Heading back to Ravelry turned out to be a good decision. I went through some past favourites from a million years ago and found this pattern. Sold. It even looked nice with some striping! Success. So I got to it. The pattern came with a Row Tracker, which initially also came with a groan of 'Ugh, learning' but was actually super simple to use: Finish a row, get a checkmark, never forget where you're at. Genius. I wish every project had this. And the colour continued really nicely, I think, and even when it started striping it got a very nice contrast.
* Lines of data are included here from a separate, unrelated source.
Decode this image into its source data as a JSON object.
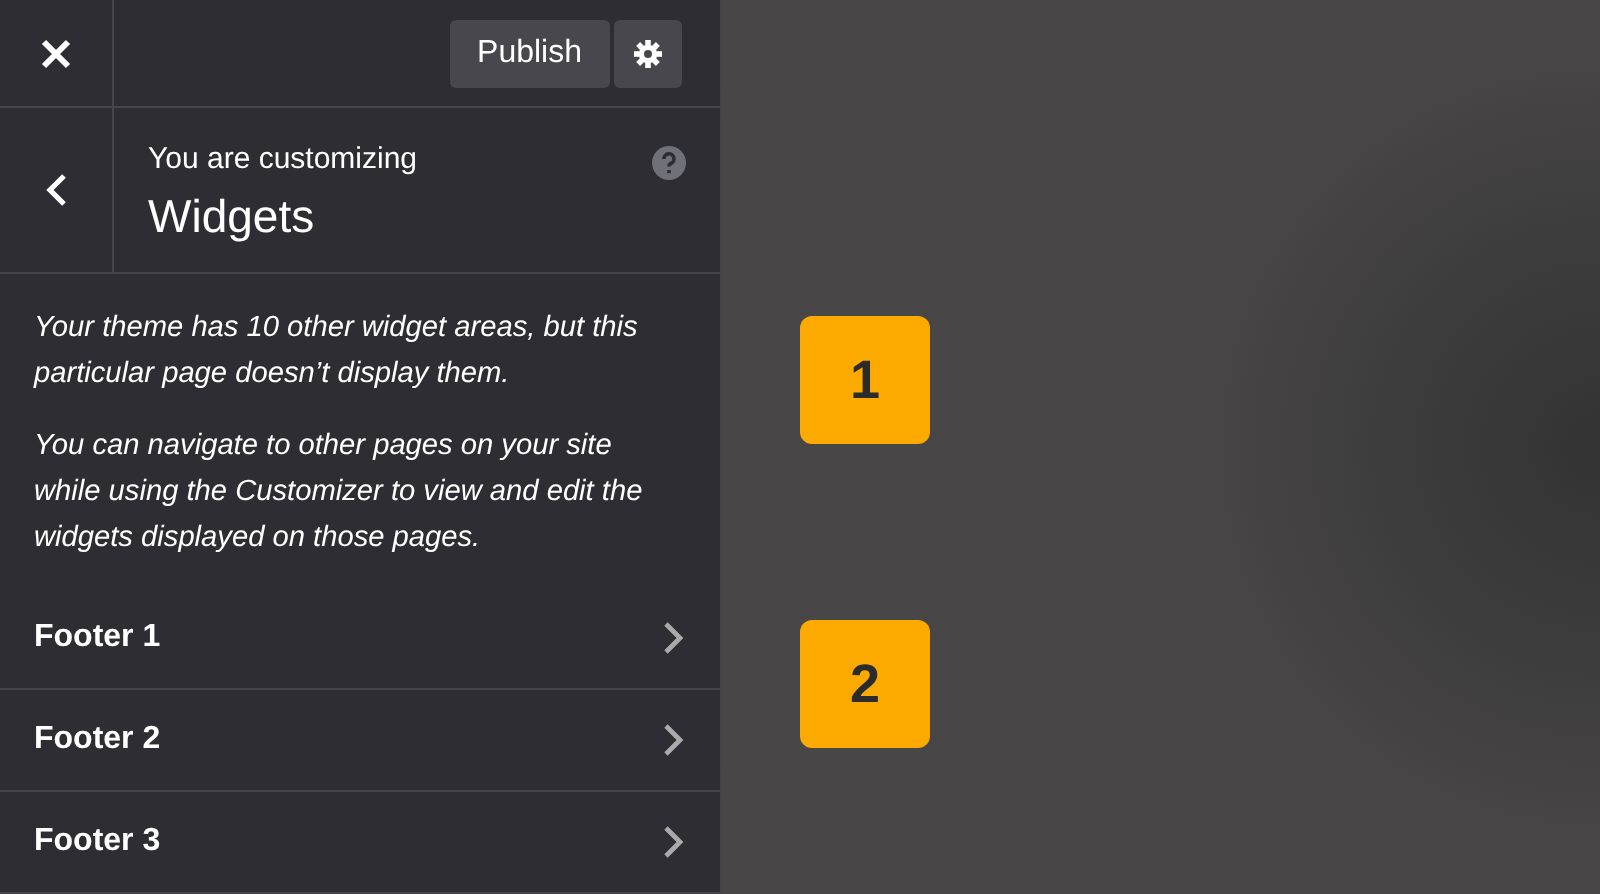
{
  "header": {
    "publish_button": "Publish"
  },
  "section": {
    "eyebrow": "You are customizing",
    "title": "Widgets"
  },
  "notices": [
    "Your theme has 10 other widget areas, but this particular page doesn’t display them.",
    "You can navigate to other pages on your site while using the Customizer to view and edit the widgets displayed on those pages."
  ],
  "areas": [
    {
      "label": "Footer 1"
    },
    {
      "label": "Footer 2"
    },
    {
      "label": "Footer 3"
    }
  ],
  "markers": [
    "1",
    "2"
  ]
}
Yarn Justice, me thinks. =)

I still have to block it out. Which will happen eventually. She Says.



The Half-Assed Hobbyist



The Weave

Everywhere I look I see knitting memes that all have the same effect: 

Talk about stress. 

Anyways. I've had a couple patterns that I've been sitting on for longer than I care to admit... (who am I kidding, 3 years!) and this was one of them.

The Enterlac Scarf by Allison LoCicero was a pattern that caught my eye because of the way it looked. (Oh Ravelry, how you're as bad as FB as a time waster.) While looking woven, the scarf is in fact worked back and forth in a knit. I had put off starting it because, she told herself, I needed the Noro yarn the pattern asked for. In all honestly, any multi coloured yarn would have worked but I finally did go hunting and found the yarn on Queen at Romni Wools

The pattern is super well written! While initially a tad daunting, once you get used to working the squares it goes by very quickly. Definitely a recommend! Just make sure you get all the same colour code of yarn... like I obviously did.... >>. Haha. 



The Half-Assed Hobbyist

From Box to Box to Neck

Like many others, I am rather procrastinate-y when it comes to finishing my knitting projects. Before the new year, I made a beautiful irish mesh cowl (Curtesy of Purlavenue). It's had a rough time coming into being. 
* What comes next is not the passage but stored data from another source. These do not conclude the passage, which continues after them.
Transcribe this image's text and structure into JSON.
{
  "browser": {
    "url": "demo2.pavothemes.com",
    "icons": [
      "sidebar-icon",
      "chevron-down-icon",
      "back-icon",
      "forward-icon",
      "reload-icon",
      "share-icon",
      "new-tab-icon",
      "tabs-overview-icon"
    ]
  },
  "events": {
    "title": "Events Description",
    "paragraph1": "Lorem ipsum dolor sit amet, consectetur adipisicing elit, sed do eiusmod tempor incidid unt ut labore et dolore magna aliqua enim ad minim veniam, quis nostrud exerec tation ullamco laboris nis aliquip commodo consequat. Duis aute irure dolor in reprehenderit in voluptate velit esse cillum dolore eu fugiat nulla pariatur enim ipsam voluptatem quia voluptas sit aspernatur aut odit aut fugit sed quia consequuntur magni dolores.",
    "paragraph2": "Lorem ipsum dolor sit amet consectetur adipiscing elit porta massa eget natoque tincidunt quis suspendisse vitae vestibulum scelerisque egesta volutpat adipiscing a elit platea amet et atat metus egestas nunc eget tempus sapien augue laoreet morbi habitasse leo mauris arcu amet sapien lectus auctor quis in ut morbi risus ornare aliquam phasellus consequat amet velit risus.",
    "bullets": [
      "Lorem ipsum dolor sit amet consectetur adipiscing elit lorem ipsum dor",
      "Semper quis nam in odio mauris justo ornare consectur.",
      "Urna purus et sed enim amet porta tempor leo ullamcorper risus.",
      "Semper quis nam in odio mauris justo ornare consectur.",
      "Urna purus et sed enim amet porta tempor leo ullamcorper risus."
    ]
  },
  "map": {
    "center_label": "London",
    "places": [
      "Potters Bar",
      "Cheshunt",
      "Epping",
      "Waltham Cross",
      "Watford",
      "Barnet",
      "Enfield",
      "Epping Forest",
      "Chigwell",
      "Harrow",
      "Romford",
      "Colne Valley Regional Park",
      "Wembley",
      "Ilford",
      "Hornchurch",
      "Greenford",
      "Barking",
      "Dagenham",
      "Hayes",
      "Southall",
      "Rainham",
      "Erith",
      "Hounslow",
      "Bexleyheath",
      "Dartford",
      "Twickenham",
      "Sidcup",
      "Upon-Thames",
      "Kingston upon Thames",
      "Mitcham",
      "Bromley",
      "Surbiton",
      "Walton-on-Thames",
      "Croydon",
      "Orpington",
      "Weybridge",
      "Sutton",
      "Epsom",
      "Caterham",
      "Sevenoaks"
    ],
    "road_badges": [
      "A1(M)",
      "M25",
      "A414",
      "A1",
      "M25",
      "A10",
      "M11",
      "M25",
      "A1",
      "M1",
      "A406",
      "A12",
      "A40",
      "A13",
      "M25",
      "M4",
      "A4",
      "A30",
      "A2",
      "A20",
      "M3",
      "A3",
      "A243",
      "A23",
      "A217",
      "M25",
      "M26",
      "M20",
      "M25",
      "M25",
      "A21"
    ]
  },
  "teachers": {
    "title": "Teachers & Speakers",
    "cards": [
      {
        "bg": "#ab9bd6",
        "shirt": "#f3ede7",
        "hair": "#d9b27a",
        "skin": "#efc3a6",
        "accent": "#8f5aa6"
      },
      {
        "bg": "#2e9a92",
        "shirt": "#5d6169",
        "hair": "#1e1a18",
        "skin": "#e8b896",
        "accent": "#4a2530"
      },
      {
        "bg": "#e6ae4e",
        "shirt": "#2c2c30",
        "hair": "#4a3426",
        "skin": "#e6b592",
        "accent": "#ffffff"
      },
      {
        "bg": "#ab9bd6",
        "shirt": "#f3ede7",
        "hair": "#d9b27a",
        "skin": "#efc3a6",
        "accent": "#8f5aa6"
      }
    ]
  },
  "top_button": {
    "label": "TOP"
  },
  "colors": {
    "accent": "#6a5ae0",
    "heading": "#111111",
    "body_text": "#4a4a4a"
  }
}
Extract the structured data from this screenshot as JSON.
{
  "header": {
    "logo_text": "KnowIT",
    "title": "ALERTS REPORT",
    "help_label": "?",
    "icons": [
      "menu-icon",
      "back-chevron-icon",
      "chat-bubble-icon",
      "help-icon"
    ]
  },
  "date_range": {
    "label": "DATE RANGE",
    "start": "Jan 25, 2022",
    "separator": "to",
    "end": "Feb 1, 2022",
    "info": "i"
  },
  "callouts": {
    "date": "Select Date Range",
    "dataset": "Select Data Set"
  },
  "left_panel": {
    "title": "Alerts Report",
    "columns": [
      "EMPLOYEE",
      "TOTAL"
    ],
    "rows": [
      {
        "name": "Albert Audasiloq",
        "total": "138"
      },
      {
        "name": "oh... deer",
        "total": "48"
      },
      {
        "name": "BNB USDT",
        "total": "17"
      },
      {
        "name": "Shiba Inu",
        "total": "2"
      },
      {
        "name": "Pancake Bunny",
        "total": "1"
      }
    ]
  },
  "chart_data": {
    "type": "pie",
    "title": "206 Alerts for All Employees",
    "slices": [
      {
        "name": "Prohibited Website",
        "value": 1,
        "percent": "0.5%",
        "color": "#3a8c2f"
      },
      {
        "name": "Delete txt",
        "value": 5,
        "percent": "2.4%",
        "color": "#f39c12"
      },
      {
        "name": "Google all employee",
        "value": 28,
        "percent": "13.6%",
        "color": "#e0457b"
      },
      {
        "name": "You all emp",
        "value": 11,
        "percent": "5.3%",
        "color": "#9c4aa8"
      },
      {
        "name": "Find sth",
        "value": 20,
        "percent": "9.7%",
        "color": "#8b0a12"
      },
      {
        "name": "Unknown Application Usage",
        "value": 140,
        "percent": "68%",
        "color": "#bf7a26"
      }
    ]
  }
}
I bought the yarn from a shop waaaaaay back in Edmonton. Alpaca yarn died the most beautiful shade of blue. Then it was promptly put into my knitting box and ignored. Then put into a moving box and ignored. It became very forgotten. I was not friendly to my yarn. And it payed me back. The tangled mess that resulted from the neglect took me 3 days evenings to untangle. 

Finally free from it's purple friend/fiend, I followed the lovely purlavenue's pattern (adding a couple extra knits for my wide shoulders) and finished a lovely cowl. But it's sat finished waiting to be blocked for ...  two month now. 

Since I've been home sick a week now I finally got up the motivation to finish the project! Haha. Time and opportunity! So I started by soaking my project. 20 minutes was good enough (in cold water so the colour didn't run), and then I squeezed out as much water as I could (no wringing allowed!!). Placed it on a towel, rolled up the cowl, and squished more water out. Then, with a new dry towel, the pinning began. I seem to have lost my ruler, or I think the process would have been less guess work and more actual square-ing. Highly recommend using a ruler when stretching out a project! Regardless though, it worked out! Go half-assed blocking! (Still technically blocking, haha.)